Aku mengerucutkan bibir “Namanya juga anak muda. Lagian waktuku habis di sekolah Ayah,” ujarku membela diri.
“Bisa aja kalau ngeles,” kata Ayah tetap berjalan.
“Ish, Ayah mah gitu! “
Aku dan Ayah berjalan beriringan. Sesekali Ayah menyapa tetangga dan beberapa orang yang berlalu lalang. Sementara aku hanya tersenyum karena tidak tahu harus berkata apa.
“Kalau Ayah nggak salah tiga Minggu lagi kamu ujian semester akhir kan? “ tanya Ayah sambil terus berjalan mengikuti jalan yang terbentang lurus entah dimana ujungnya.
Aku mengangguk “ Iya.
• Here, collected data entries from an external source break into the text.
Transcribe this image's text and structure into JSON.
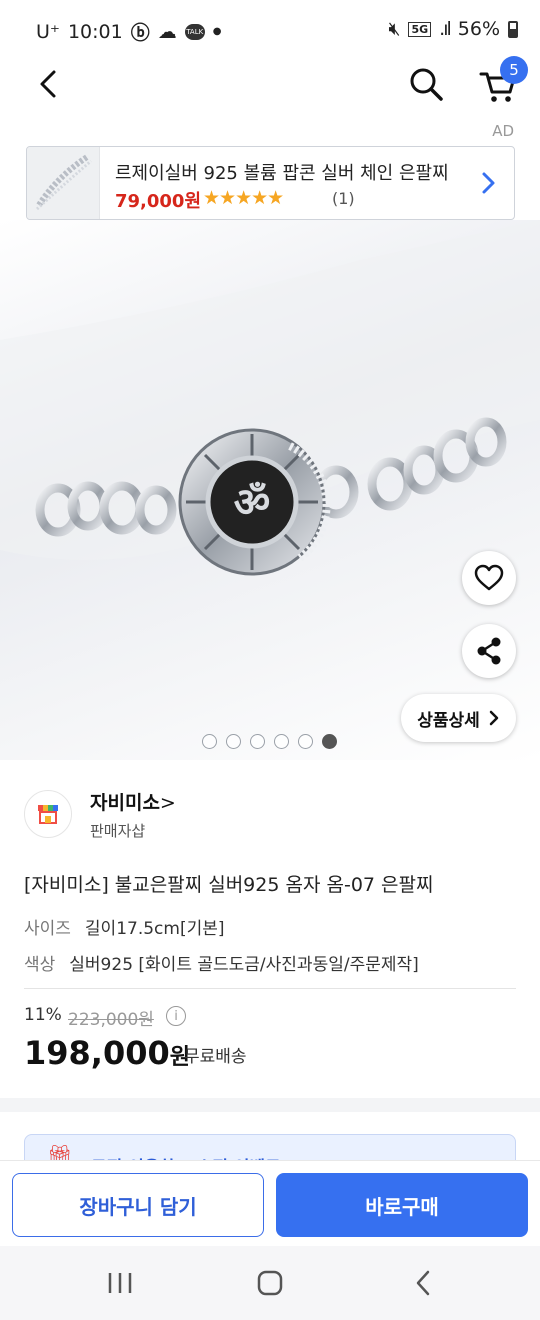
{
  "status_bar": {
    "carrier": "U⁺",
    "time": "10:01",
    "network": "5G",
    "battery": "56%"
  },
  "header": {
    "cart_count": "5"
  },
  "ad": {
    "label": "AD",
    "title": "르제이실버 925 볼륨 팝콘 실버 체인 은팔찌",
    "price": "79,000원",
    "stars": "★★★★★",
    "reviews": "(1)"
  },
  "gallery": {
    "detail_button": "상품상세",
    "image_count": 6,
    "active_index": 5
  },
  "seller": {
    "name": "자비미소",
    "chevron": ">",
    "subtitle": "판매자샵"
  },
  "product": {
    "title": "[자비미소] 불교은팔찌 실버925 옴자 옴-07 은팔찌",
    "options": [
      {
        "key": "사이즈",
        "value": "길이17.5cm[기본]"
      },
      {
        "key": "색상",
        "value": "실버925 [화이트 골드도금/사진과동일/주문제작]"
      }
    ],
    "discount": "11%",
    "original_price": "223,000원",
    "price": "198,000",
    "price_unit": "원",
    "shipping": "무료배송"
  },
  "promo": {
    "text": "토픽 이용하고 쇼핑 이벤트"
  },
  "actions": {
    "cart_label": "장바구니 담기",
    "buy_label": "바로구매"
  },
  "colors": {
    "accent": "#3670f0",
    "price_red": "#d6261b",
    "star": "#f6a623"
  }
}
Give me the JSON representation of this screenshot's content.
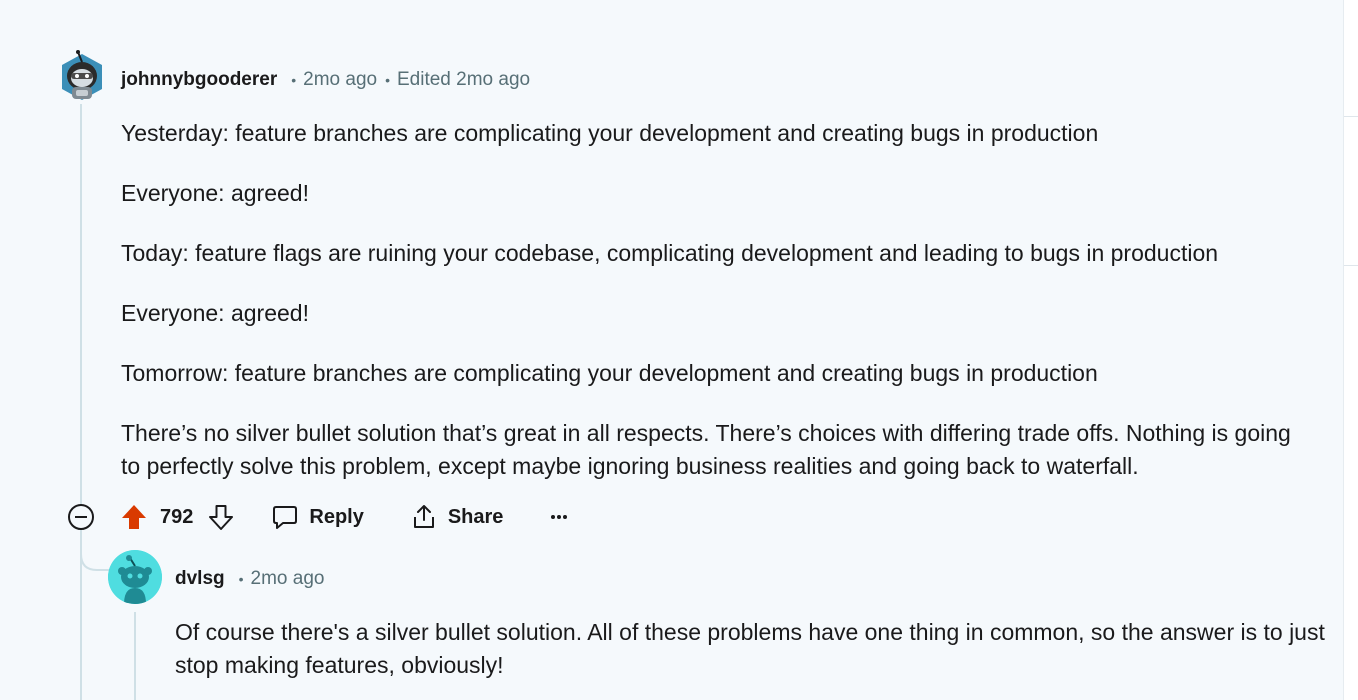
{
  "colors": {
    "background": "#f5f9fc",
    "upvote_active": "#d93a00",
    "meta": "#576f76",
    "thread_line": "#cfe0e6"
  },
  "comment": {
    "author": "johnnybgooderer",
    "age": "2mo ago",
    "edited": "Edited 2mo ago",
    "paragraphs": [
      "Yesterday: feature branches are complicating your development and creating bugs in production",
      "Everyone: agreed!",
      "Today: feature flags are ruining your codebase, complicating development and leading to bugs in production",
      "Everyone: agreed!",
      "Tomorrow: feature branches are complicating your development and creating bugs in production",
      "There’s no silver bullet solution that’s great in all respects. There’s choices with differing trade offs. Nothing is going to perfectly solve this problem, except maybe ignoring business realities and going back to waterfall."
    ],
    "actions": {
      "score": "792",
      "upvote_icon": "upvote-arrow-icon",
      "downvote_icon": "downvote-arrow-icon",
      "reply_label": "Reply",
      "share_label": "Share",
      "more_icon": "more-dots-icon",
      "collapse_icon": "collapse-minus-icon"
    }
  },
  "reply": {
    "author": "dvlsg",
    "age": "2mo ago",
    "paragraphs": [
      "Of course there's a silver bullet solution. All of these problems have one thing in common, so the answer is to just stop making features, obviously!"
    ]
  }
}
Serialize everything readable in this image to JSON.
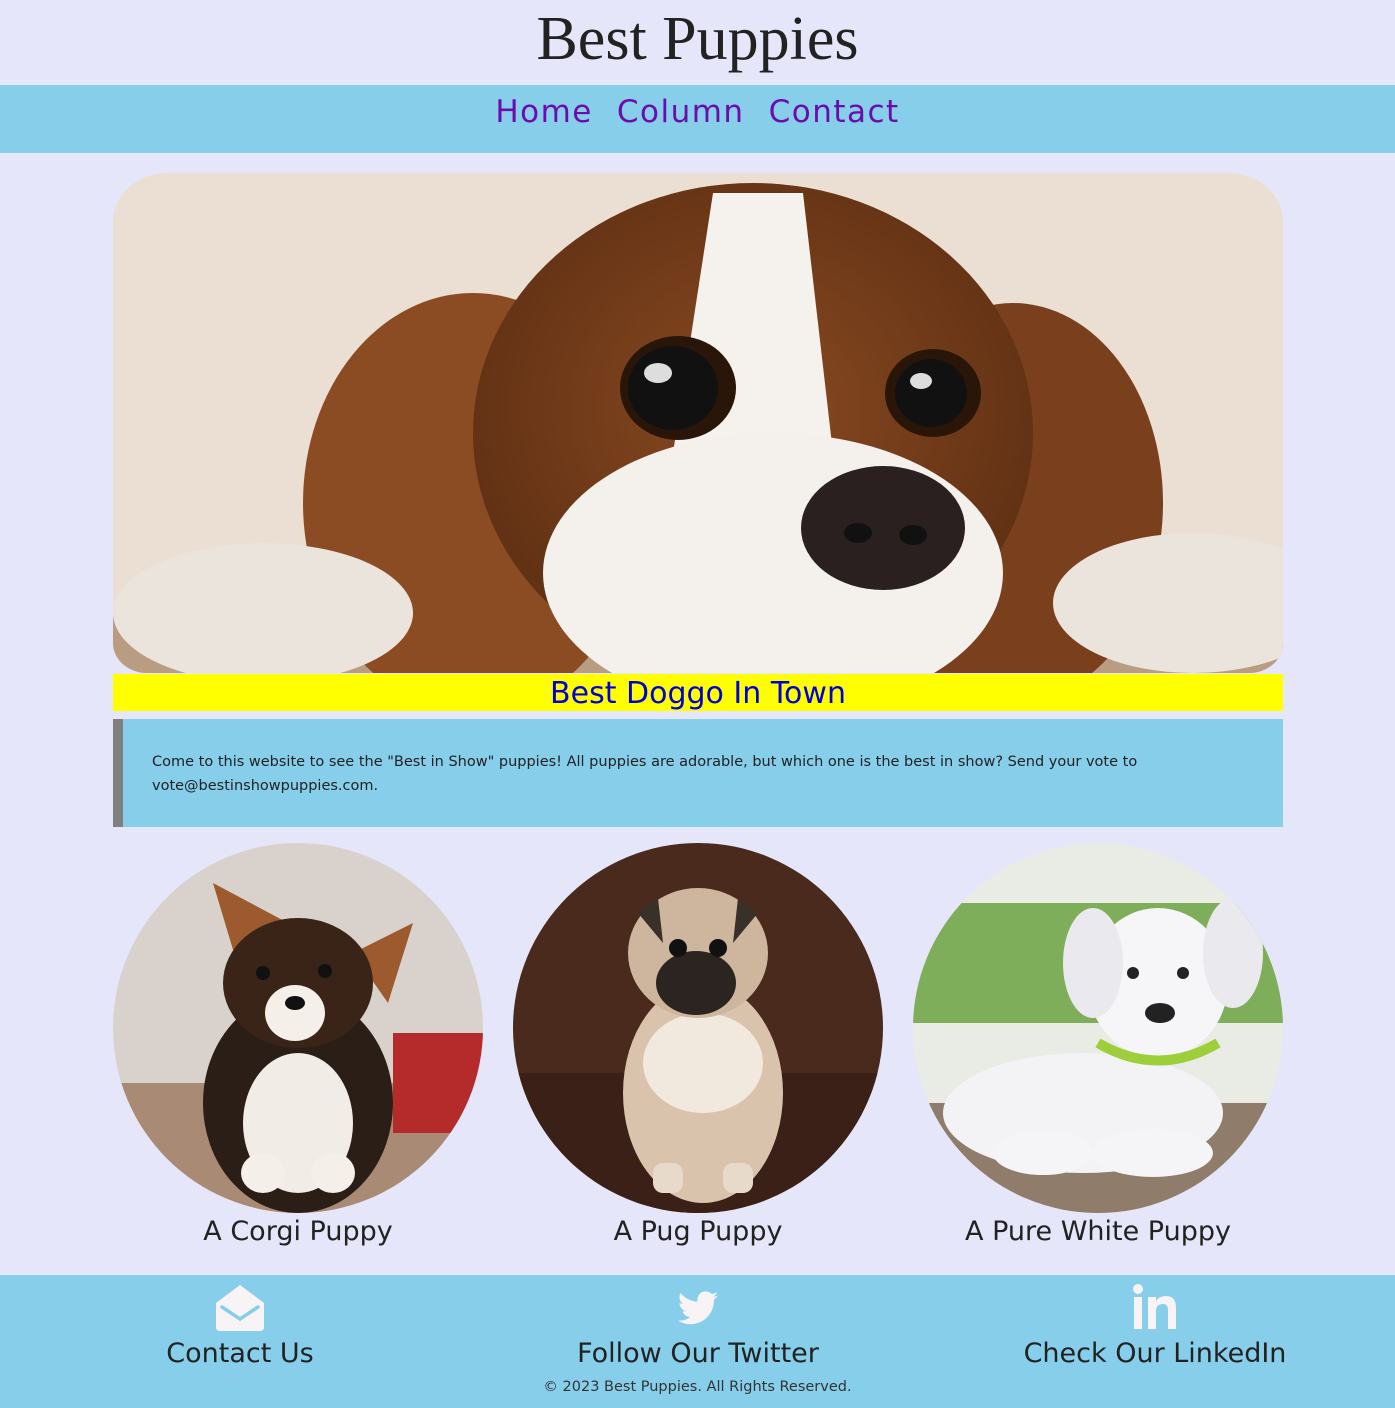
{
  "site": {
    "title": "Best Puppies"
  },
  "nav": {
    "items": [
      "Home",
      "Column",
      "Contact"
    ]
  },
  "hero": {
    "caption": "Best Doggo In Town"
  },
  "intro": {
    "text": "Come to this website to see the \"Best in Show\" puppies! All puppies are adorable, but which one is the best in show? Send your vote to vote@bestinshowpuppies.com."
  },
  "puppies": [
    {
      "caption": "A Corgi Puppy"
    },
    {
      "caption": "A Pug Puppy"
    },
    {
      "caption": "A Pure White Puppy"
    }
  ],
  "footer": {
    "links": [
      {
        "label": "Contact Us",
        "icon": "envelope-open-icon"
      },
      {
        "label": "Follow Our Twitter",
        "icon": "twitter-icon"
      },
      {
        "label": "Check Our LinkedIn",
        "icon": "linkedin-icon"
      }
    ],
    "copyright": "© 2023 Best Puppies. All Rights Reserved."
  },
  "colors": {
    "page_bg": "#e6e6fa",
    "nav_bg": "#87ceeb",
    "nav_link": "#6a0dad",
    "caption_bg": "#ffff00",
    "caption_text": "#0000dd"
  }
}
Cepat banget kan Yah. Nggak terasa aku sudah mau kelas dua belas,” sahutku memang tidak menyangka jika waktu berlalu begitu cepat.
Ayah mengangguk setuju “Bahkan Ayah juga tidak menyangka jika putri kecil Ayah sudah sebesar ini.”
“Jadi besar enak nggak sih Yah? Kadang aku suka pingin lihat orang-orang belanja pakai uang sendiri. Liburan kesana-sini,” ucapku menerawang kehidupan orang lain yang aku lihat.
Ayah mengusap pucuk kepala ku lembut “Ada harga yang harus dibayar kalau kamu mau dapat kehidupan kaya mereka.”
“Maksudnya? “
“Kamu harus siap susah terlebih dahulu sebelum menikmati kelezatan madu.”
“Ah Ayah! Jangan main tebak-tebakan lah. Mana aku tahu peribahasa seperti itu. Ayah lupa aku ini anak farmasi,” balas ku merenggut.